Though tornadoes might seem to be the most potentially damaging natural phenomena to those in the Hoosier state, the threat of earthquakes looms large in Indiana. Geological research undertaken after a magnitude 5.0 quake in southern Indiana in June 2002 demonstrated the ancient history of the area’s seismic volatility. Researchers linked the 2002 quake to the reactivation of a fault line dating back to the pre-Cambrian era. Faults are the areas of contact between the cracked plates of the earth’s crust, which exert force against one another. Unlike California ‘s celebrated San Andreas Fault, Indiana ‘s faults are not visible, but are buried deep beneath the earth’s surface. The Wabash Valley Seismic Zone is a substantial fault system that extends throughout southeastern Illinois, southwestern Indiana and western Kentucky.

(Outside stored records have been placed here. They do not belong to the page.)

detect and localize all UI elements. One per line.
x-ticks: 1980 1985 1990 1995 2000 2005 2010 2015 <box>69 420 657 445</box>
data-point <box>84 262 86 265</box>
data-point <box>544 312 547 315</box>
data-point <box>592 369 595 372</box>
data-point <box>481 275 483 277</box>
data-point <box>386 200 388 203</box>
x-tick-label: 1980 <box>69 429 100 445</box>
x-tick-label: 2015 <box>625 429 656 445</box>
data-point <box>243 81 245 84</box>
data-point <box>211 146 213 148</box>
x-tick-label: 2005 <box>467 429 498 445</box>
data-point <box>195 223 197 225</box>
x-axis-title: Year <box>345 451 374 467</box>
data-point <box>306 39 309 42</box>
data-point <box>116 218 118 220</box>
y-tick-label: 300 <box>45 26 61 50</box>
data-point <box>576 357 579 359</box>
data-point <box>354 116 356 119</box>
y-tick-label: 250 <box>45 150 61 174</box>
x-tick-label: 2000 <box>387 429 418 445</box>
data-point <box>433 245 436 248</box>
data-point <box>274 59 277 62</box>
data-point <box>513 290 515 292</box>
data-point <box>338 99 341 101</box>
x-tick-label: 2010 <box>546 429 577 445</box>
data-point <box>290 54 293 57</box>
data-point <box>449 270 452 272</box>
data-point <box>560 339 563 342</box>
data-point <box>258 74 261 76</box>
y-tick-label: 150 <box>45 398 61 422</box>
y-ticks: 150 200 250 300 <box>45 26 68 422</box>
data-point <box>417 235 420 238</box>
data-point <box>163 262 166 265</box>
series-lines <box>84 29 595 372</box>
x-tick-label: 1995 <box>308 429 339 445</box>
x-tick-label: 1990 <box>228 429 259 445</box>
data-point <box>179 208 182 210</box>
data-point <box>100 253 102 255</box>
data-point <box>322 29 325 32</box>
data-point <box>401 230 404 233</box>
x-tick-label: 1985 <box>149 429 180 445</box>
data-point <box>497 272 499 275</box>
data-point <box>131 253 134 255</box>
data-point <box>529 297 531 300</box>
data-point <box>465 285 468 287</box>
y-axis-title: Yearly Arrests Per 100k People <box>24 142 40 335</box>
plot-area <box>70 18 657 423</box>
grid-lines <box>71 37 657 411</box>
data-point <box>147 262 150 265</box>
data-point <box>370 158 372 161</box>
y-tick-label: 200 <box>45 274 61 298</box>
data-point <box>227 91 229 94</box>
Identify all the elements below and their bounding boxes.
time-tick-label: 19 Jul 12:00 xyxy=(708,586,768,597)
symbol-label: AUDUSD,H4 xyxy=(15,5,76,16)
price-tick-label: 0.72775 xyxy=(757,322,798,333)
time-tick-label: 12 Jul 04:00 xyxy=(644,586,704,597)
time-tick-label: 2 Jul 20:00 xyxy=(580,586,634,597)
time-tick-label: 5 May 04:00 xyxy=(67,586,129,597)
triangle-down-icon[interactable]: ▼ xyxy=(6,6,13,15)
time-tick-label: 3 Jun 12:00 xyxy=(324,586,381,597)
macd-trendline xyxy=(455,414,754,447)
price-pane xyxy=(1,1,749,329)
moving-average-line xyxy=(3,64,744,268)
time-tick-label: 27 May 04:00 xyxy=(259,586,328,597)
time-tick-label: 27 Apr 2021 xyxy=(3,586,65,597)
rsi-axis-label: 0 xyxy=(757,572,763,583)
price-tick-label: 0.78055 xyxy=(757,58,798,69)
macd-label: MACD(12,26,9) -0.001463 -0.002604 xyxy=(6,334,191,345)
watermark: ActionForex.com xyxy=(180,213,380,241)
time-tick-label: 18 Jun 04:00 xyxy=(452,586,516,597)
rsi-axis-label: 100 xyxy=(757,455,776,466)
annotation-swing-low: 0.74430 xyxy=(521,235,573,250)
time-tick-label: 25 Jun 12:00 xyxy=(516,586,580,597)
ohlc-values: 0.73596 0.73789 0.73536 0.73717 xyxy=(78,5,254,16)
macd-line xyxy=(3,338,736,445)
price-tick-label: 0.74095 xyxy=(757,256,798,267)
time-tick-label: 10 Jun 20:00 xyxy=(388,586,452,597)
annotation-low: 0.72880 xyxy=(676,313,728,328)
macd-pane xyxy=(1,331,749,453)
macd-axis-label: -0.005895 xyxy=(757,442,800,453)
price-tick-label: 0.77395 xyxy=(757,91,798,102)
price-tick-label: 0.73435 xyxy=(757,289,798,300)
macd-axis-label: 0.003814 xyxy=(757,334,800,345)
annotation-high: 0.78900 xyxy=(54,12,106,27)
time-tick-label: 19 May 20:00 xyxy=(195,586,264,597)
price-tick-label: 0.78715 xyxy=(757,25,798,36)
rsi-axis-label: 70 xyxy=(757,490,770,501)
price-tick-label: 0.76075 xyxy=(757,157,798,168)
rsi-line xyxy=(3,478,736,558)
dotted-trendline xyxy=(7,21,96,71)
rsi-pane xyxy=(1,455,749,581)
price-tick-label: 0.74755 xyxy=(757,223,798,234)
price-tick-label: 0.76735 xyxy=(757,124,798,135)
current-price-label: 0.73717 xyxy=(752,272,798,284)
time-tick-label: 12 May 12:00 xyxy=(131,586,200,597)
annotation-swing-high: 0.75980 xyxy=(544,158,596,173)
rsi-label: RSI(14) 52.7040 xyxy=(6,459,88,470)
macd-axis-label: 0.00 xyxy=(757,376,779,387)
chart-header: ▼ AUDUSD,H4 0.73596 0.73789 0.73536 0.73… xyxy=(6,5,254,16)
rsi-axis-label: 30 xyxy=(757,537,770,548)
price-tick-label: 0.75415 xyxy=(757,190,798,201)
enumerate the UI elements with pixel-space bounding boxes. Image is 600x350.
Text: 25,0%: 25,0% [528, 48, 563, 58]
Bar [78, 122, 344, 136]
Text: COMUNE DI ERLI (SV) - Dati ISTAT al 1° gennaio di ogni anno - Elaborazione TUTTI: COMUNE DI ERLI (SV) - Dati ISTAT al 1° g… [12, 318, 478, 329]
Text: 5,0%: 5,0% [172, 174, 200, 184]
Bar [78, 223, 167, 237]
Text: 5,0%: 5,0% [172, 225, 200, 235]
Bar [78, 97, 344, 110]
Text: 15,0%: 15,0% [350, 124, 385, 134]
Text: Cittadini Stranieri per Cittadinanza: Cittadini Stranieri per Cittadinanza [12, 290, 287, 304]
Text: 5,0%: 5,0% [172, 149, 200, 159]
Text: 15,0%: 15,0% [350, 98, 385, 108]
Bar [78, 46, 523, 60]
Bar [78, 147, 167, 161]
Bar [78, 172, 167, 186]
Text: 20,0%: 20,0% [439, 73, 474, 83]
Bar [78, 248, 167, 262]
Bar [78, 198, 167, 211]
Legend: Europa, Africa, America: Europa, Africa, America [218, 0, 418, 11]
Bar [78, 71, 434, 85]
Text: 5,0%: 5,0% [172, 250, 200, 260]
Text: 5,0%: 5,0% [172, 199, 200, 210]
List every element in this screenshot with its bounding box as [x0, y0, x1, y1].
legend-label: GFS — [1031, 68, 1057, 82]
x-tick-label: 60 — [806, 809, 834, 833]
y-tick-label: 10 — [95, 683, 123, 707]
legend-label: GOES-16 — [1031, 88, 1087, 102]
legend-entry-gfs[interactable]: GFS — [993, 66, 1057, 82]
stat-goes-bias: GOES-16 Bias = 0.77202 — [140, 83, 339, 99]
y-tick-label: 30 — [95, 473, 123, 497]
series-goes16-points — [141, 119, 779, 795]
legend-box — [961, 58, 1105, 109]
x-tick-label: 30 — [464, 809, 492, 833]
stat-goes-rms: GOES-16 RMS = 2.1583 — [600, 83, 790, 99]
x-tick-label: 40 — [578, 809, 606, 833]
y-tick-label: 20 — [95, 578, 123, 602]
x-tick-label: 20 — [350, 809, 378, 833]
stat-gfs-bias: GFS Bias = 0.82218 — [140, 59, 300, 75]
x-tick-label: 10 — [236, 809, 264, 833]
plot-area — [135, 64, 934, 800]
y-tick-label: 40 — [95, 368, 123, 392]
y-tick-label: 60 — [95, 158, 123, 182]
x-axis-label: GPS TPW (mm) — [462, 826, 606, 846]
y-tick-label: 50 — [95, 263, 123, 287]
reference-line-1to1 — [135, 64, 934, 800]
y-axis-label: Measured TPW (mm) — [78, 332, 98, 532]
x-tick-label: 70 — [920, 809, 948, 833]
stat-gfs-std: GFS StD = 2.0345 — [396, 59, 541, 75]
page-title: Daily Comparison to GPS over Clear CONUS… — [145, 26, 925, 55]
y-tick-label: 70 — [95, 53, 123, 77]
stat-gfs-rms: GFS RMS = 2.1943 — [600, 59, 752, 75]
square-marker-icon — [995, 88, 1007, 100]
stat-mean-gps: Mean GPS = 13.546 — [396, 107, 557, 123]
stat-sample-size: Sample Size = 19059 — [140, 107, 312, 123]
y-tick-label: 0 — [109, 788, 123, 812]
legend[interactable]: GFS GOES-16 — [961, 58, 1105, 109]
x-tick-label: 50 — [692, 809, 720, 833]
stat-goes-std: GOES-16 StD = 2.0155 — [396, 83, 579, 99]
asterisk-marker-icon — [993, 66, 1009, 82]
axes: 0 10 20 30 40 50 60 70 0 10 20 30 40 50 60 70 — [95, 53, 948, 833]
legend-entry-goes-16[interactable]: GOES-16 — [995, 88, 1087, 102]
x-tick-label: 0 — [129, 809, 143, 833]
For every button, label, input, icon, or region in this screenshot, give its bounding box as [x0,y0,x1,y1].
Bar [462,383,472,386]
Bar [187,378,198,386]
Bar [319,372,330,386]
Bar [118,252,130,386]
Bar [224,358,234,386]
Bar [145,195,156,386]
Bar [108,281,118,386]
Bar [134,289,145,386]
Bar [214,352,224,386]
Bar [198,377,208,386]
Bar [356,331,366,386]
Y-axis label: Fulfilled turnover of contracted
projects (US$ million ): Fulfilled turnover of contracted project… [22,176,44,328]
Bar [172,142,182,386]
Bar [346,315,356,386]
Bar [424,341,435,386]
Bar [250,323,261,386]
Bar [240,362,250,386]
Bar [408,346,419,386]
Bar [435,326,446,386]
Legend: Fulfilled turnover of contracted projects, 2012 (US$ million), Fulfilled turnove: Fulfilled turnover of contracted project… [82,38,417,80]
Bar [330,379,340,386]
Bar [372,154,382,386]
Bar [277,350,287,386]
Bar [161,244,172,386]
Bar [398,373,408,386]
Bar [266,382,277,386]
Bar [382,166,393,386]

Pre-historic earthquakes measuring up to 7.5 in magnitude have been established in the Wabash Valley according to geological evidence. At least six major earthquakes with epicenters in Indiana occurred during the last 12,000 years. In recent history, t he most damaging earthquake originating within the state occurred on September 27, 1909 near the Illinois border between Vincennes and Terre Haute. Indiana has also felt the reverberations of quakes originating in the New Madrid [MAD’-rid] Seismic Zone, most notably during 1811 and 1812.
Researchers are unable to predict the timing of earthquakes with much precision. Nonetheless, the history of earthquakes with epicenters in the state and the compressional forces at work deep within the continent point to the possibility of future earthquakes in Indiana.